RO EN
BIG DATA - large-scale databases
Doru Bulubasa
03 November 2016

BIG DATA is a concept that has started to take shape recently. Day by day, databases grow exponentially due to the increasing number of internet users. Even the simple access to the most basic website in the world can be recorded.

If we use a search engine, we will appear in a database of internet habits with the keywords we used. Thus, we can say that each click generates a record. Imagine how much data is generated if 40,000 searches are made in just one second (this is roughly what Google claims).
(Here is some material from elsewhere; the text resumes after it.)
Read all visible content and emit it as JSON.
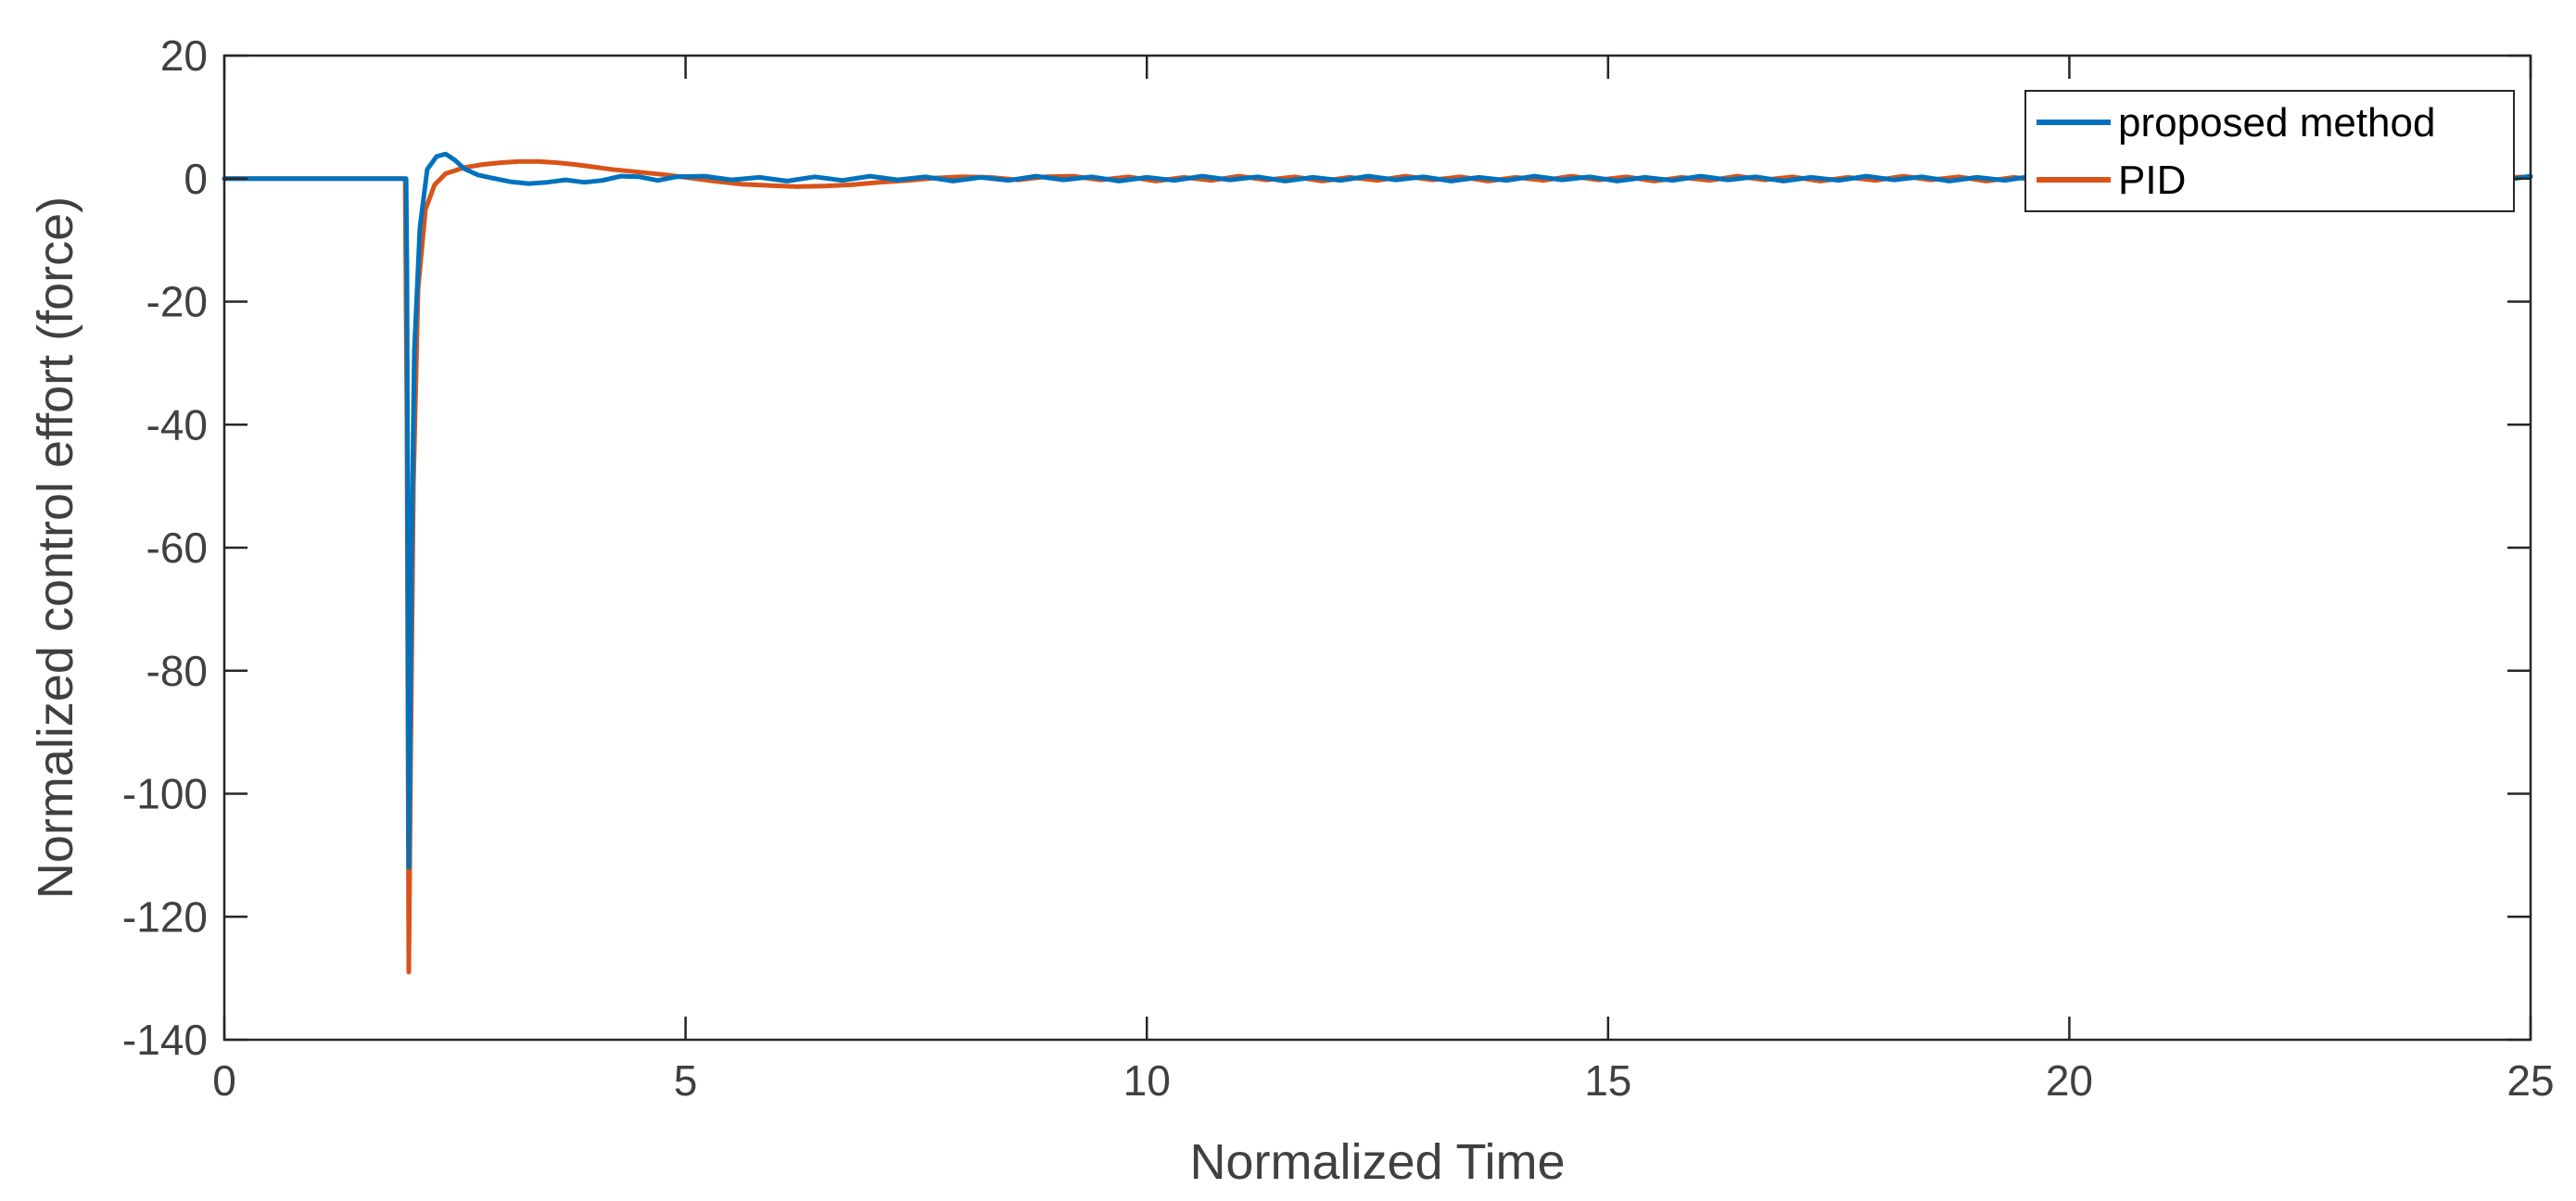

BIG DATA can be described by the following characteristics:

1.    Volume – The amount of data generated and stored. The size of the data determines the potential value and understanding and whether it can actually be considered BIG DATA.
2.    Variety - The type and nature of the data. This helps people use it efficiently to analyze and understand the results of the analysis.
3.    Velocity – Data is generated at increasingly high speeds. Therefore, the speed of analysis and interpretation must also be high to keep up.
4.    Variety – As the volume of data has increased, so has the number of sources and types of data. The vast majority of this data is unstructured, which significantly complicates the analysis process.
5.    Veracity - The quality of the captured data can vary greatly, affecting accurate analysis.

BIG DATA has launched a true industry of processes, personnel, and technology to exploit the immense potential of this new frontier. Large companies like Amazon, Wal-Mart, Google, Microsoft, etc., use BIG DATA in shaping future strategies. But it also plays an important role for small and medium-sized companies to better organize themselves or to establish their business strategies.

What exactly is BIG DATA?

Theoretically, it is not a new concept as it was born in 2001. It is the information held by any company, obtained and processed through new techniques to bring benefits in the most efficient way possible.

Companies have strived for decades to use the information they hold to grow or diversify a business. BIG DATA is special because it represents a significant volume of information – which can "open" opportunities, but also the way this information is analyzed can help this "opening."

Interpretation can reveal perspectives that are not immediately visible or that could not be found using traditional methods. The entire interpretation process focuses on finding paths, trends, or patterns normally invisible. This very thing requires new technologies and skills.

Therefore, the days when the data held by a company are stored in nicely organized Office documents and shared among employees are almost gone. If in 2002, 50 GB of file storage space was more than enough, today it most likely represents the volume of data generated in one minute.